4. The investigation must be immediate.
How soon the investigation must start depends on the circumstances. In Van Zant v. KLM Royal Dutch Airlines, 80 F.3d 708, 715 (2d Cir. 1996) the employer’s response was held to be prompt where it began investigation on the day that complaint was made, conducted interviews within two days, and fired the harasser within ten days. In Steiner v. Showboat Operating Co., 25 F.3d 1459, 1464 (9th Cir. 1994), the court held that an employer’s response to complaints were not immediate when it did not seriously investigate or reprimand the supervisor until after plaintiff filed charge with state FEP agency, even though the harasser was eventually discharged. In Saxton v. AT&T, 10 F.3d 526, 535 (7th Cir 1993) the court found that the investigation was prompt when it started one day after complaint and a detailed report was completed two weeks later. In Nash v. Electrospace Systems, Inc. 9 F.3d 401, 404 (5th Cir. 1993) the court held that the investigation was prompt when completed within one week. The court in Juarez v. Ameritech Mobile Communications, Inc., 957 F.2d 317, 319 (7th Cir. 1992) found the investigation was adequate when completed in four days.
5. The investigator must be experienced, unbiased and trusted.
There is no legal prohibition that internal employees, such as the human resources manager, can conduct investigations into employee’s complaints. If an internal employee of the company, the investigator does not have to meet any certain training requirements or are they required any particular background. However, if the case results in litigation, employers should carefully consider who they appoint as the investigator as their background, credentials, and experience will be closely examined in court.

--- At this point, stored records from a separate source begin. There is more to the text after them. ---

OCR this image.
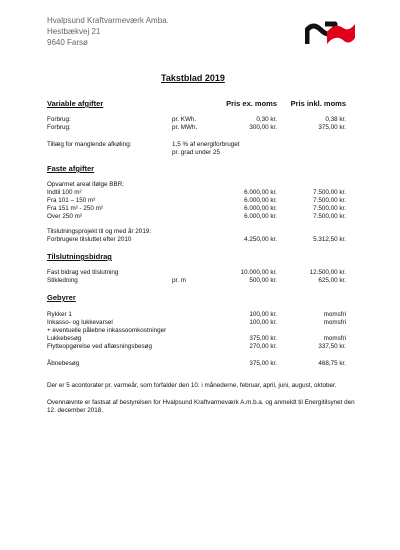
Hvalpsund Kraftvarmeværk Amba.
Hestbækvej 21
9640 Farsø
Takstblad 2019
Variable afgifter	Pris ex. moms	Pris inkl. moms
Forbrug:	pr. KWh.	0,30 kr.	0,38 kr.
Forbrug:	pr. MWh.	300,00 kr.	375,00 kr.
Tillæg for manglende afkøling:	1,5 % af energiforbruget
pr. grad under 25
Faste afgifter
Opvarmet areal ifølge BBR:
Indtil 100 m²	6.000,00 kr.	7.500,00 kr.
Fra 101 – 150 m²	6.000,00 kr.	7.500,00 kr.
Fra 151 m² - 250 m²	6.000,00 kr.	7.500,00 kr.
Over 250 m²	6.000,00 kr.	7.500,00 kr.
Tilslutningsprojekt til og med år 2019:
Forbrugere tilsluttet efter 2010	4.250,00 kr.	5.312,50 kr.
Tilslutningsbidrag
Fast bidrag ved tilslutning	10.000,00 kr.	12.500,00 kr.
Stikledning	pr. m	500,00 kr.	625,00 kr.
Gebyrer
Rykker 1	100,00 kr.	momsfri
Inkasso- og lukkevarsel	100,00 kr.	momsfri
+ eventuelle pålebne inkassoomkostninger
Lukkebesøg	375,00 kr.	momsfri
Flytteopgørelse ved aflæsningsbesøg	270,00 kr.	337,50 kr.
Åbnebesøg	375,00 kr.	468,75 kr.
Der er 5 acontorater pr. varmeår, som forfalder den 10. i månederne, februar, april, juni, august, oktober.
Ovennævnte er fastsat af bestyrelsen for Hvalpsund Kraftvarmeværk A.m.b.a. og anmeldt til Energitilsynet den 12. december 2018.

The employee obviously cannot have a conflict of interest or any bias towards the victim or alleged harasser. Also, the alleged wrongdoer should not have any managerial control over the investigator in the organization. If the alleged wrongdoer is a high level executive in the organization, then it may be appropriate to hire an outside lawyer versed in conducting harassment investigations to avoid any challenges to the adequacy of the investigation. The investigator should have some experience in conducting investigations, some background knowledge of the law regarding harassment, understand the appropriate structure of how to conduct the investigation (i.e., who to start with first), and be a person who can communicate well with the parties involved, and if needed can testify confidently to defend the appropriateness of the investigation.